HEPTech helps transform ideas into innovations
For a fourth consecutive year, the High-Energy Physics Technology Transfer Network (HEPTech), initiated by CERN in 2006, brought together early stage researchers in high-energy physics and related scientific domains to help them transform their research ideas into marketable innovations. The symposium was hosted by the GSI Helmholtz Centre for Heavy Ion Research in Darmstadt, Germany, from 19–23 June.
Twenty participants from 11 European countries met with entrepreneurs and experienced scientists, learning about technology-push, design-thinking technology characterisation and value proposition. Prominent speakers introduced delegates to the specifics of collaborations in physics, the management of large research projects and decision-making, in a scientific environment. By exploring real cases, the long road from an innovation to a patent or licence and how to deal with intellectual-property rights, was made clear. Basic requirements for public funding and some funding opportunities for start-ups were presented, in addition to tips about how to avoid unexpected traps entrepreneurs might face.
Within the week-long event, the secrets of successful project management were discussed, and the importance of appropriate staffing and negotiation techniques.
The entrepreneurship success story of Raspberry Pi revealed how developments in research are transformed into successful marketable products and how to develop a commercially sustainable product in a competitive environment. A great challenge for the early stage researchers was to prepare short pitches presenting their research projects to an expert panel, with the aim of attracting investor attention.
All topics were presented by experienced professionals, entrepreneurs and technology-transfer experts, and participants enjoyed the networking opportunities on offer. The next HEPTech symposium will be held in June 2018 at the extreme light source ELI-ALPS in Szeged, Hungary.
Joint CAS and MAX IV lab course
The CERN Accelerator School (CAS) and MAX IV Laboratory jointly organised a specialised course on vacuum for particle accelerators in Glumslov, Sweden from 6–16 June. The course attracted 80 participants of 27 nationalities, comprising 30 hours of lectures and 17 hours of practical tutorial work. Lectures covered material properties, impedance and instabilities, gauges and pumps, surface properties and treatments, beam-induced effects, computational techniques and controls, manufacturing and acceptance, and a look to the future. The practical work included hands-on experience of impedance calculations, residual gas analysis and leak-detection techniques. An advanced accelerator-physics course will be held in the UK in late summer and a joint accelerator school on radio-frequency technologies will be held in Kanagawa, Japan, from 16–26 October. Pictured are CAS participants touring the new MAX IV storage ring.
Prime minister of Montenegro Duško Marković came to CERN on 7 July.
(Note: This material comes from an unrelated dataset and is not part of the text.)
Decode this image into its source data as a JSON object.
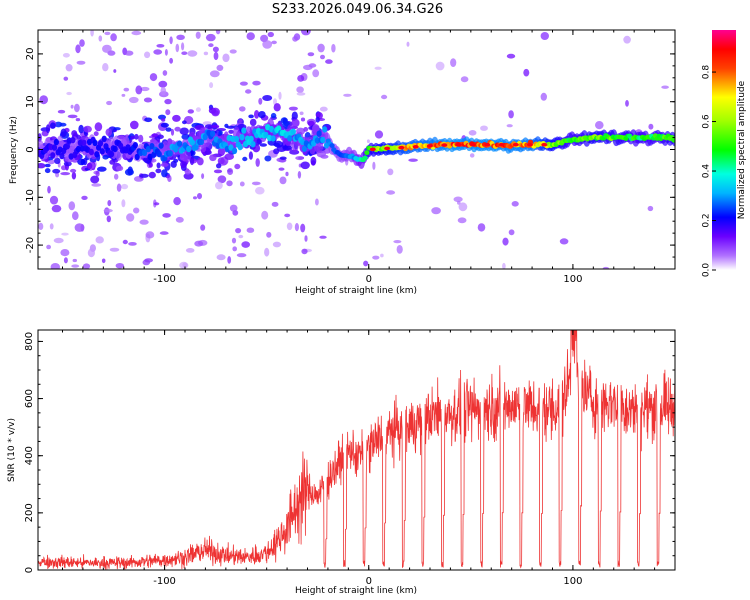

He visited the underground area at CMS, during which he signed a memorandum of understanding between Montenegro and CERN with CERN director for research and computing Eckhard Elsen (pictured right).
On 14 July, Monique T G van Daalen, ambassador of the Netherlands to the United Nations Office, visited CERN. Before signing the guestbook with CERN Director-General Fabiola Gianotti and president of the CERN Council Sijbrand de Jong (pictured), she visited the Antiproton Decelerator and ATLAS.
Mukhtar Ahmed, chairman higher education commission of Pakistan, pictured with Christoph Schäfer of CERN after signing the guestbook. During the 17 July visit, he took in the synchrocyclotron, ALICE, IdeaSquare, S’Cool LAB and CMS.
Monsieur Henri-Michel Comet, préfet de la région Auvergne-Rhône-Alpes, France, was at CERN on 20 July, during which he visited the synchrocyclotron and CMS, and signed the guestbook in the presence of CERN Director-General Fabiola Gianotti.